«…Главной страстью папы были книги: он ими спекулировал. Впрочем, как для истового библиофила, дефицитные Булгаков, Кафка и Набоков представляли для отца не только товар, нет! Они были бесспорной духовной ценностью. Папа был не столько начитан, сколько поверхностно нахватан. Память ему досталась отменная, и потому хаотически проглоченные строфы, имена, события, герои, теории и воззрения застревали в его голове прочно, преобразуясь в какофоническое художественно-интеллектуальное созвучие. Жизненная всеядность и непоследовательность вкупе с предельным эгоцентризмом и показушной артистичностью выпестовали характер холерический, нетерпимый, изменчивый на полуслове и требующий ежечасного самовыражения. Если отец семейства затевался что-то читать вслух, то это должно было быть интересно прежде всего ему самому — дети и бессловесная жена могли втихомолку скучать и думать о своем. Самым тяжелым испытанием становились моменты, когда отец выпивал и бурно, навязчиво выплескивал собственные стихотворные вирши на наши уши. Среди творений Владимира Александровича попадались и вполне приличные, но по большей части — малопонятные, ритмически организованные философские стенания души-страдалицы.
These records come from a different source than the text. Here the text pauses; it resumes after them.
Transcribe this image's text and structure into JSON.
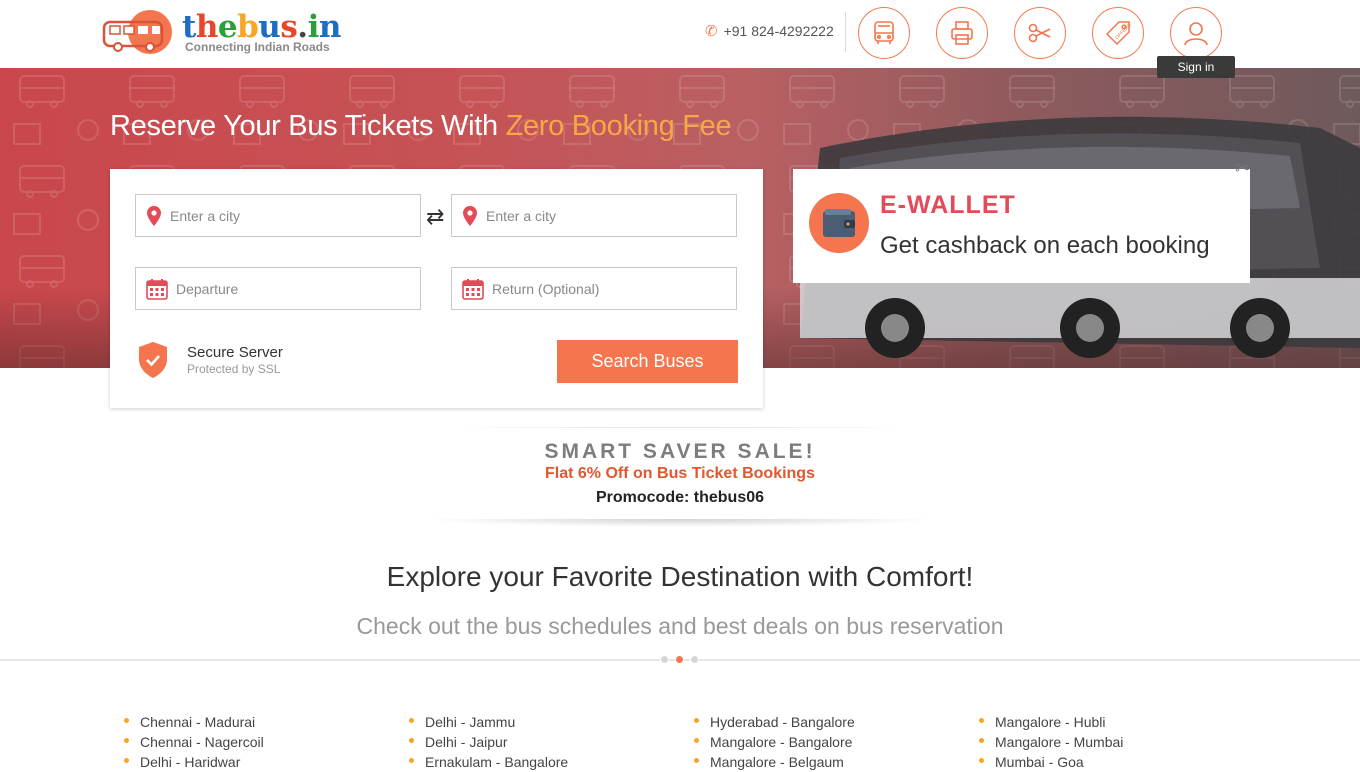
{
  "header": {
    "logo_text": "thebus.in",
    "logo_tagline": "Connecting Indian Roads",
    "phone": "+91 824-4292222",
    "nav_buttons": [
      {
        "icon": "bus-icon"
      },
      {
        "icon": "printer-icon"
      },
      {
        "icon": "scissors-icon"
      },
      {
        "icon": "offers-tag-icon"
      },
      {
        "icon": "user-icon"
      }
    ],
    "tooltip": "Sign in"
  },
  "hero": {
    "title_prefix": "Reserve Your Bus Tickets With ",
    "title_highlight": "Zero Booking Fee"
  },
  "search": {
    "from_placeholder": "Enter a city",
    "to_placeholder": "Enter a city",
    "departure_placeholder": "Departure",
    "return_placeholder": "Return (Optional)",
    "secure_title": "Secure Server",
    "secure_sub": "Protected by SSL",
    "search_label": "Search Buses"
  },
  "wallet": {
    "title": "E-WALLET",
    "subtitle": "Get cashback on each booking"
  },
  "promo": {
    "title": "SMART SAVER SALE!",
    "subtitle": "Flat 6% Off on Bus Ticket Bookings",
    "code": "Promocode: thebus06"
  },
  "explore": {
    "title": "Explore your Favorite Destination with Comfort!",
    "subtitle": "Check out the bus schedules and best deals on bus reservation"
  },
  "routes": [
    [
      "Chennai - Madurai",
      "Chennai - Nagercoil",
      "Delhi - Haridwar"
    ],
    [
      "Delhi - Jammu",
      "Delhi - Jaipur",
      "Ernakulam - Bangalore"
    ],
    [
      "Hyderabad - Bangalore",
      "Mangalore - Bangalore",
      "Mangalore - Belgaum"
    ],
    [
      "Mangalore - Hubli",
      "Mangalore - Mumbai",
      "Mumbai - Goa"
    ]
  ],
  "colors": {
    "accent": "#f4754e",
    "wallet_title": "#e24b57",
    "promo_subtitle": "#e2572d",
    "highlight": "#f5a74a"
  }
}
Малогабаритка наша была набита «сокровищницами человеческой мудрости». Разве что в шкафчике над унитазом не было книг. Все тома и томики — даже микроскопические сборнички стихов, отец заворачивал в упаковочную серую бумагу и надписывал яркими карандашами. От этого книги казались какими-то бутафорскими, ненастоящими, и потому не слишком притягивали читательский глаз. Но под этой серой коростой пряталась изобильная плоть литературной классики, которую отец так любил: прочтет пару абзацев из Чехова или Бунина — разохается, заходит в полосатых трусах и майке-алкоголичке по дому, выкрикивая понравившиеся строчки. Но минут через пятнадцать успокоится, усядется пить чай с докторской колбасой и полубатоном хлеба под телевизионные вопли хоккейного матча и, через мгновение, с набитым ртом, уже орет на Балдериса с Капустиным, что они не катаются, а загорают весь второй тайм…
Мы с Вальчей с детства пристрастились к чтению хорошей литературы. Впрочем, Майн Риды и Стивенсоны — это был выбор брата. Я же в двенадцать лет рыдала над «Униженными и оскорбленными», в тринадцать знала наизусть половину «Евгения Онегина», к шестнадцати прочла все большие романы Толстого. Только за это можно было считать отца прекрасным воспитателем. И все же. Все же… Истерики, жадность, вранье — я все сильнее ненавидела это, взрослея. Панически боялся извержений отцовского вулкана Вальча — нытик и брюзга, переплюнувший отца в психопатии. Бедный, любимый Вальча, вечно прячущийся за юбку сестры. Да, я убеждена, что жадность отца, его ежовые рукавицы и голодный паек превратили меня в человека, нацеленного добиваться, брать, использовать возможности. И просчитывать шаги. Умение калькулировать и выкраивать тоже мне передалось от отца. В этом он всегда меня поощрял. Чего во мне больше — благодарности или обиды? Гнева или раскаяния? Все стерлось, поблекло. Не ранит и не болит. Но за маму я его не прощу. Нет… За сломленную, униженную мать — никогда.
Как же он орал на нее, когда обнаруживал, что та купила босоножки к лету (на свою, между прочим, учительскую зарплату!), как неистовствовал, что она дарит подарки сестре на день рождения (родственникам вообще можно ничего не дарить — чай, не начальники)! А после смерти отца — мучительной, страшной — обнаружилась сберкнижка с восемью тысячами рублей! Старых, потерявших всякую ценность. Он как помешанный Скупой рыцарь чах над сокровищами до смерти. Только сокровища эти уже были бумажной трухой. Мусором, иезуитски ныкающимся в отцовском блокноте со стихами, запертыми в секретере».